Sacra e struggente La natura di Segantini

di Virginia Baradel
In vita era considerato un gigante, lo amavano ricchi banchieri e poeti squattrinati. Sapeva cogliere l’aria gelida del mattino e richiamare le tenebre all’arrivo del temporale; sapeva dar corpo roccioso alla montagna e, allo stesso tempo, trasfigurarla nell’estremo simbolo di purezza, di elevazione. Cantò la sacralità della natura e della maternità contadina. Certo la sensibilità del tempo stimolava forti sentimenti e investimenti simbolici sul tema, visto che la modernità stava spazzando via la campagna con tutte le sue natività. Ma Giovanni Segantini di suo ci metteva l’essere orfano e poverissimo, votato alla pittura e alla famiglia che portava con sé in case sempre più immerse nella natura: in Brianza prima e poi in Svizzera, a Savognino e in Engadina.
La natura andava osservata nel suo massimo splendore di luce e integrità, andava riprodotta al grado più elevato, quand’anche fedele, di sincerità, inseguita sino alle quote dove appare abbagliante e sterminata, scorrendo dalla resa mimetica al misticismo.
Milano fu la città di formazione del giovane originario di Arco di Trento che, dopo molti travagli, riformatorio compreso, riuscì anche a studiare all’Accademia di Brera. Ora Milano gli dedica a Palazzo Reale (fino al 18 gennaio, prodotta dal Comune e da Skira e curata da Annie-Paule Quinsac con la pronipote Diana Segantini) una grande mostra, documentata in modo eccellente e con molti inediti.

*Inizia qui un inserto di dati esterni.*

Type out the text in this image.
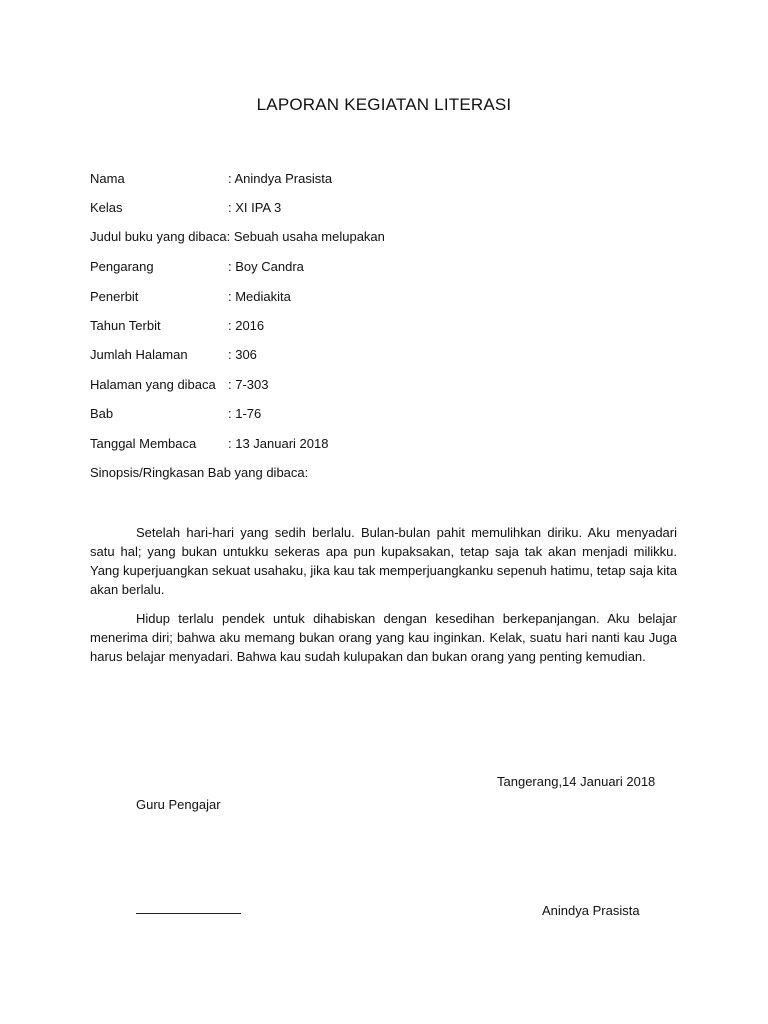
LAPORAN KEGIATAN LITERASI
Nama	: Anindya Prasista
Kelas	: XI IPA 3
Judul buku yang dibaca: Sebuah usaha melupakan
Pengarang	: Boy Candra
Penerbit	: Mediakita
Tahun Terbit	: 2016
Jumlah Halaman	: 306
Halaman yang dibaca : 7-303
Bab	: 1-76
Tanggal Membaca : 13 Januari 2018
Sinopsis/Ringkasan Bab yang dibaca:

Setelah hari-hari yang sedih berlalu. Bulan-bulan pahit memulihkan diriku. Aku menyadari satu hal; yang bukan untukku sekeras apa pun kupaksakan, tetap saja tak akan menjadi milikku. Yang kuperjuangkan sekuat usahaku, jika kau tak memperjuangkanku sepenuh hatimu, tetap saja kita akan berlalu.

Hidup terlalu pendek untuk dihabiskan dengan kesedihan berkepanjangan. Aku belajar menerima diri; bahwa aku memang bukan orang yang kau inginkan. Kelak, suatu hari nanti kau Juga harus belajar menyadari. Bahwa kau sudah kulupakan dan bukan orang yang penting kemudian.

Tangerang,14 Januari 2018
Guru Pengajar
Anindya Prasista
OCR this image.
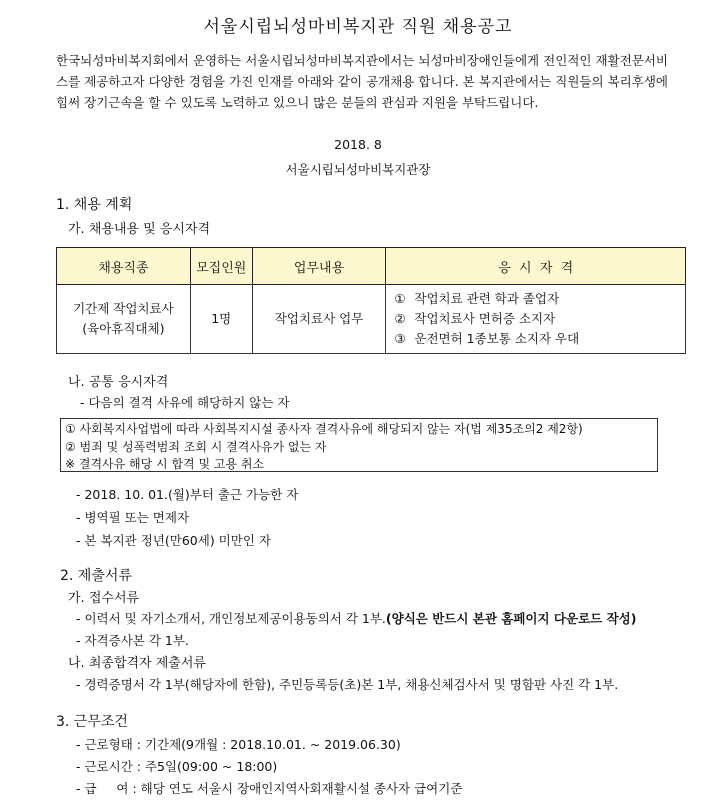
서울시립뇌성마비복지관 직원 채용공고
한국뇌성마비복지회에서 운영하는 서울시립뇌성마비복지관에서는 뇌성마비장애인들에게 전인적인 재활전문서비스를 제공하고자 다양한 경험을 가진 인재를 아래와 같이 공개채용 합니다. 본 복지관에서는 직원들의 복리후생에 힘써 장기근속을 할 수 있도록 노력하고 있으니 많은 분들의 관심과 지원을 부탁드립니다.
2018. 8
서울시립뇌성마비복지관장
1. 채용 계획
가. 채용내용 및 응시자격
채용직종	모집인원	업무내용	응  시  자  격

기간제 작업치료사
(육아휴직대체)	1명	작업치료사 업무	① 작업치료 관련 학과 졸업자
② 작업치료사 면허증 소지자
③ 운전면허 1종보통 소지자 우대
나. 공통 응시자격
- 다음의 결격 사유에 해당하지 않는 자
① 사회복지사업법에 따라 사회복지시설 종사자 결격사유에 해당되지 않는 자(법 제35조의2 제2항)
② 범죄 및 성폭력범죄 조회 시 결격사유가 없는 자
※ 결격사유 해당 시 합격 및 고용 취소
- 2018. 10. 01.(월)부터 출근 가능한 자
- 병역필 또는 면제자
- 본 복지관 정년(만60세) 미만인 자
2. 제출서류
가. 접수서류
- 이력서 및 자기소개서, 개인정보제공이용동의서 각 1부.(양식은 반드시 본관 홈페이지 다운로드 작성)
- 자격증사본 각 1부.
나. 최종합격자 제출서류
- 경력증명서 각 1부(해당자에 한함), 주민등록등(초)본 1부, 채용신체검사서 및 명함판 사진 각 1부.
3. 근무조건
- 근로형태 : 기간제(9개월 : 2018.10.01. ~ 2019.06.30)
- 근로시간 : 주5일(09:00 ~ 18:00)
- 급     여 : 해당 연도 서울시 장애인지역사회재활시설 종사자 급여기준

La partenza cattura come una calamita: ci sono gli autoritratti che consentono di cogliere il mutamento di stile dal tardonaturalismo al simbolismo, senza mai perdere l’aura da santone, tra Rasputin e Klimt, che Segantini coltivava non senza compiacimento. L’avvio della sua pittura è lombardo al modo parigino, pur senza aver mai potuto mettere piede a Parigi (figurava come austriaco renitente alla leva).
Dipinti come “Nevicata sul Naviglio” o il “Ritratto della signora Torelli” dimostrano come fosse matura e del tutto originale nel giovane pittore, la crisi del naturalismo, lo sfaldamento del modellato figurativo a favore della pennellata sintetica, giocata su forti contrasti di luce e ombra.
Legato al gallerista e mecenate Vittore Grubicy ma sempre più insofferente dell’ambiente cittadino, Segantini si trasferisce in Brianza nel 1882. Data a quel tempo l’avvento della sommessa epopea delle giovani contadine che pascolano le pecore, districano i bozzoli, governano alla stanga le mucche dal manto lucente, raccolgono le patate in fila contro la luce livida dell’alba che non ha ancora vinto la notte, in uno scenario da ouverture wagneriana. E arriviamo ai capolavori più noti, l’“Ave Maria a trasbordo”, “Le due madri”, “Ritorno dal bosco”: la luce calda del tramonto, quella fioca della lampada a petrolio, quella abbacinante della neve, esigono un diverso filare dei colori che restituisca la poesia, tenera e malinconica, dell’abbandono, così come il senso panico della natura. Imbrigliare la vastità della luce e dei suoi infiniti riverberi sulle cose lo porta a sviluppare e dominare l’idioma divisionista e a darne una versione arditamente simbolista che traghetta la Scapigliatura verso il Futurismo. Nella mostra di Milano i grandi dipinti eseguiti sulle Alpi svizzere sono ben illuminati dalla luce che esce da una mensola sotto il dipinto: un ottimo sistema per godere dello stupefacente assieparsi di filamenti di colore, della vibrazione che producono e che sembra inghiottire lo sguardo. La maternità tornerà fuori prepotentemente nell’ultimo periodo simbolista: per una madre fanciulla seduta su un trono d’albero in “L’angelo della vita”, vagano a mezz’aria tra i tormenti le “Cattive madri” destinate a perenne infelicità su alberi spogli. Il suo ultimo inverno arriverà a quarantun anni quando verrà colpito da un attacco di peritonite sul ghiacciaio dello Schafberg. Vi era andato inseguendo il sogno di realizzare, per l’Esposizione Universale di Parigi, un’opera sconfinata dal titolo “Panorama”, poi ridotta al maestoso e incompiuto “Trittico delle Alpi”: come dire che la sua vita si fermò a un passo dall’impossibile nell’autunno del 1899, a un soffio dal secolo che avrebbe addomesticato l’impossibile.